A Russian man who was found guilty of sneaking onto a Denmark to Los Angeles flight in November without a ticket or passport was neither the first nor the last to attempt such a scheme, a former federal security director at LAX told The Post.
Sergey Vladimirovich Ochigava, 46, was convicted last week of following another flyer through security at Copenhagen Airport, staying overnight at a terminal and sneaking onto the plane.
The suspect, who told authorities he worked as an economist, was quickly taken into custody when the plane landed in LA after officials found he did not have a passport and wasn’t listed on the passenger manifest.
He told the feds he didn’t remember how he had breached multiple levels of security and checks and balances before flying 9,000 miles across international borders.
Keith Jeffries, who served as a US Department of Homeland Security director from 2016 to 2022 and currently serves as the Vice President of K2 Security Screening Group, speculated Ochigava took his time and waited for just the right moments before making his brazen moves.

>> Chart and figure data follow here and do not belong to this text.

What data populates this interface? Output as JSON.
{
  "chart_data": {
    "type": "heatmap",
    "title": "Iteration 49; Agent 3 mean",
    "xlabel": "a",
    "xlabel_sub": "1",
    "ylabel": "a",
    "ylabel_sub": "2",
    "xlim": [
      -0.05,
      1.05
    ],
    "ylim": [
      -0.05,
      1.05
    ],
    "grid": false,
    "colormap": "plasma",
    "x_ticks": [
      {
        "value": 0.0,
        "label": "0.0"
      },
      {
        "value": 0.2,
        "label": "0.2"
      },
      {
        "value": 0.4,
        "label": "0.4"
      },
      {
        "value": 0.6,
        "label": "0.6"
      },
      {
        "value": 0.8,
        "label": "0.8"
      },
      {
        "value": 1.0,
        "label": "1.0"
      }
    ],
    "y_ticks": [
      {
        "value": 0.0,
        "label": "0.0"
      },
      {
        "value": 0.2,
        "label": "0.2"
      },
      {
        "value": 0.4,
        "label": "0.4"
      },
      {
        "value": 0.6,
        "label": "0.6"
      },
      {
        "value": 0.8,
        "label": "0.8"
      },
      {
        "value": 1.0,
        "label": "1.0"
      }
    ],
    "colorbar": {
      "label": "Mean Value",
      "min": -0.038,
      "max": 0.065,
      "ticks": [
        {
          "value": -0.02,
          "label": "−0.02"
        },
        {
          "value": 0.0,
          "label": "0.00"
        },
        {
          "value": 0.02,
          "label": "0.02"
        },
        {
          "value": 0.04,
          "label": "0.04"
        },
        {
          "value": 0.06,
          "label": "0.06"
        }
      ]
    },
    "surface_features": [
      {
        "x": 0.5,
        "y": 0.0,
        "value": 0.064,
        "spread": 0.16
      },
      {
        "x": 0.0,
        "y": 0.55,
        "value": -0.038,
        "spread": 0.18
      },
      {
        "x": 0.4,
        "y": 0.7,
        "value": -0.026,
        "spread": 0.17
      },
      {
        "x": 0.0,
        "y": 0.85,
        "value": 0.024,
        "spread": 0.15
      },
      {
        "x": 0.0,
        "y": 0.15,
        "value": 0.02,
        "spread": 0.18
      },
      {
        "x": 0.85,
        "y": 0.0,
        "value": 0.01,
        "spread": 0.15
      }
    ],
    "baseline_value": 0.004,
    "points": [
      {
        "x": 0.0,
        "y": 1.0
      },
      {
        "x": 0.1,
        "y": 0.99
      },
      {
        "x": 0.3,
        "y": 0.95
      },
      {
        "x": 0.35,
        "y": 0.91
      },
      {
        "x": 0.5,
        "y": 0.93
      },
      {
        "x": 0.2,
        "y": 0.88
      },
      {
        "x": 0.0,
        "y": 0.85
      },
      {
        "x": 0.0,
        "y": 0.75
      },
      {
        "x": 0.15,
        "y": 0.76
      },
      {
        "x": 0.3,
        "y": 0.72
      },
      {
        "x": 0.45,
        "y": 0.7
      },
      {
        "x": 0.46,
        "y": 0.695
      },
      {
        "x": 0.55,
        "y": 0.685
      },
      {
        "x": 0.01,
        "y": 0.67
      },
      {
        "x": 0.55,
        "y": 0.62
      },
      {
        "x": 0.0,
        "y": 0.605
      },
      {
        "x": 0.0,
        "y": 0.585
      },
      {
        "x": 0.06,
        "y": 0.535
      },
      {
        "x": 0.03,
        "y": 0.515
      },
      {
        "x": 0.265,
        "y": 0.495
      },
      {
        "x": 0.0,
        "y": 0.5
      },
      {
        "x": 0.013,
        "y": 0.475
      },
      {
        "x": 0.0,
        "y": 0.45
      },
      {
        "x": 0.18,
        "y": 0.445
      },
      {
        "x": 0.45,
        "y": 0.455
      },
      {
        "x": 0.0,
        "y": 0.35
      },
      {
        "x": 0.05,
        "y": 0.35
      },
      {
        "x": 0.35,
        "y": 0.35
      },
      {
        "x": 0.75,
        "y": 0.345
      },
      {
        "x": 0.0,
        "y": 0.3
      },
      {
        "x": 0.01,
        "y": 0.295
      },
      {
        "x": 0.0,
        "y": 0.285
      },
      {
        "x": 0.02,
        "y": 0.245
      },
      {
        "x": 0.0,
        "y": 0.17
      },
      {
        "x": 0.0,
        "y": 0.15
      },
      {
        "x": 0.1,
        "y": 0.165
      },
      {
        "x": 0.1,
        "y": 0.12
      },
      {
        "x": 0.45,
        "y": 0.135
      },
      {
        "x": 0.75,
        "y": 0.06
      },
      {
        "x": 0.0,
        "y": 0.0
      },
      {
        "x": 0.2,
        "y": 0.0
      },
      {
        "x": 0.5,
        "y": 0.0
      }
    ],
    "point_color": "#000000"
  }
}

“What happens is, many people will just kind of watch and observe and see what happens, blend in with the crowd, depending on how busy it is, the security checkpoint, they’re able to navigate their way past the ticket document checker,” said Jeffries.
“The good news is that they’re screened. The aviation process is layered and if one layer fails, such as they navigate past the ticket document checker, they’re going to get screened at the checkpoint to make sure that they don’t have any prohibited items.”
onboard a Scandinavian Airlines flight from Copenhagen to LAX. @ostorozhno_novosti / Telegram
Once getting through security, Ochigava clearly bode his time before sneaking onto Scandinavian Airlines Flight 931 undetected, which led the former TSA honcho to compare him to an infamous American woman who had boarded planes without credentials dozens of times over the past several decades.
“Then the next step is, if they don’t have a boarding pass, like Mr. Ochigava, and Marilyn Hartman back in the day, they’ll go to a particular gate and watch and observe, and based on the boarding process, if they can slip past the ticket agent who is checking passes while they board, they can get onto an aircraft.”
Once aboard the flight, which wasn’t completely full, Ochigava switched between unoccupied seats multiple times and chatted up passengers and the crew, whom he finessed into giving him double meal portions, prosecutors noted.
He even tried to snack on a cabin crew member’s chocolate bar, according to court documents.
His charismatic restlessness might have been a further tactic to charm flight attendants and avoid being exposed by their pre-takeoff head count, Jeffries said.
“Let’s say that layer fails, which it seems to have done so in this case, while that plane is in the air, the Customs and Border protection service, they’ve got a flight manifesto. They know who is in the air coming to the United States and they’ve got to come through customs.
“And at that point, obviously that layer caught this guy.”
Ochigava, who is facing five years in federal prison, was found to be carrying what “appeared to be Russian identification cards and an Israeli identification card,” although officials said he is not Israeli.
The man falsely claimed to have left his US passport on the plane and showed agents a photo of part of a passport that displayed his name, date of birth and identification number, but did not include a picture.

He “did not remember how he got on the plane in Copenhagen. Ochigava also would not explain how or when he got to Copenhagen or what he was doing there,” an affidavit stated.
However, the stowaway appeared to have been gallivanting around Europe without credentials for some time before heading to the US. He showed officials the most recent pictures on his phone, which included a screenshot of a map showing the location of a hostel in Kiel, Germany, and a map of an unknown city, prosecutors said.
Ochigava’s motives were not immediately clear, but his apparent methods had been seen “time and time again” by Jeffries, who noted many stowaways are clever and determined.
“I vividly remember a homeless person getting a boarding pass and trying to get to a checkpoint,” the security expert said of his time at LAX.
“They would pick up boarding passes out of a kiosk, if someone printed an extra boarding pass, they don’t have an ID, but they’ll try to use that boarding pass to try to get into a checkpoint, and sometimes they’ll navigate their way through,” Jefferies added.
“There were, from time to time, not very frequent, but we would have folks that would circumvent getting through the checkpoint to get screened and then try to board an aircraft,” he said, adding that as far as he knew, no one snuck onto a plane at LAX under his watch.
Officials are now embarking on a “very detailed” investigation to figure out how exactly Ochigava pulled it off, and who should be held accountable, Jeffries said, adding the probe’s findings would not be made public.
Copenhagen Airport confirmed as much after the Nov. 3 breach, saying in a statement it had “provided photo and video material to the authorities who are investigating the case.”
Jeffries warned that stowaways would continue to try to breach security and fly for free, and sometimes succeed, but said that there would be “less of an opportunity” for them as biometrics become more prevalent in airport security.
“He’s not the first and he’s not going to be the last.”